Level 3 is governance. Monitor crowding and nonlinear dependence, not just linear exposures. Treat the model as a tool, not an oracle: build “outside the model” checks for regimes where assumptions break. Recognize that external shocks can rewrite the economics: efficiency breakthroughs, faster inference hardware, custom silicon, and capex cycles can flip the narrative fast.
the contract
Some argue this is overengineering. Just keep everything raw and let smart humans decide. Or just throw a bigger model at it.

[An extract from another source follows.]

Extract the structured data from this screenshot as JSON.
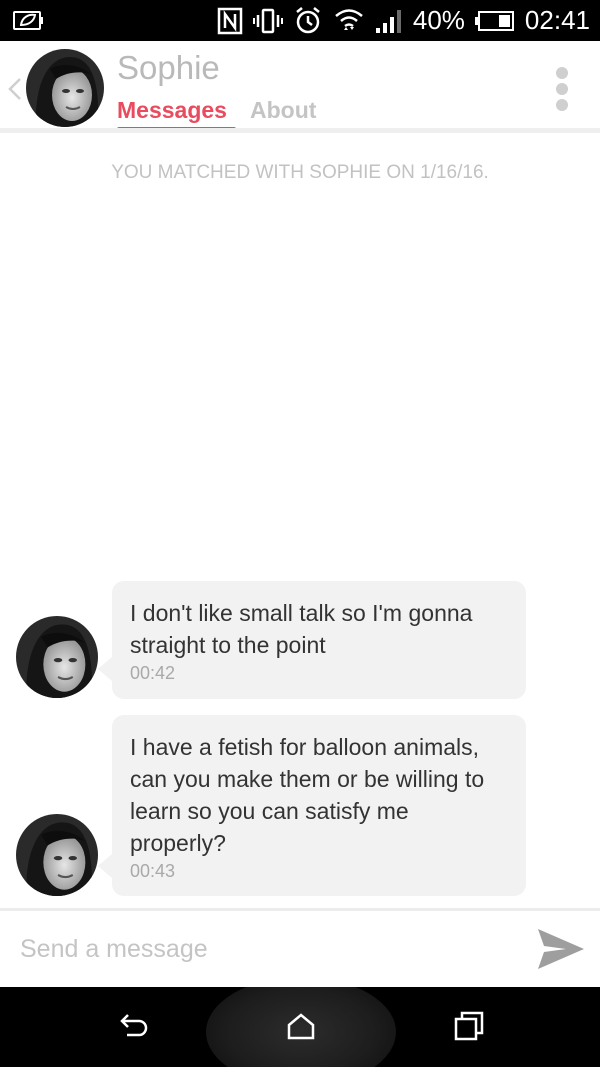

But raw inputs don’t preserve truth in practice; they preserve noise. Humans don’t fail because they’re dumb, they fail because the interface to reality is hostile: scattered records, impossible covariance matrices, adversarial prompts, and systems that change faster than memory. Bigger models help, but they don’t remove the need for contracts. Without structure, you get speed without understanding. Without governance, you get automation without safety.
The goal isn’t to worship abstraction. It’s to build compressions you can trust.
A good representation buys leverage. A good contract buys correctness. Good governance buys survival when incentives and adversaries show up.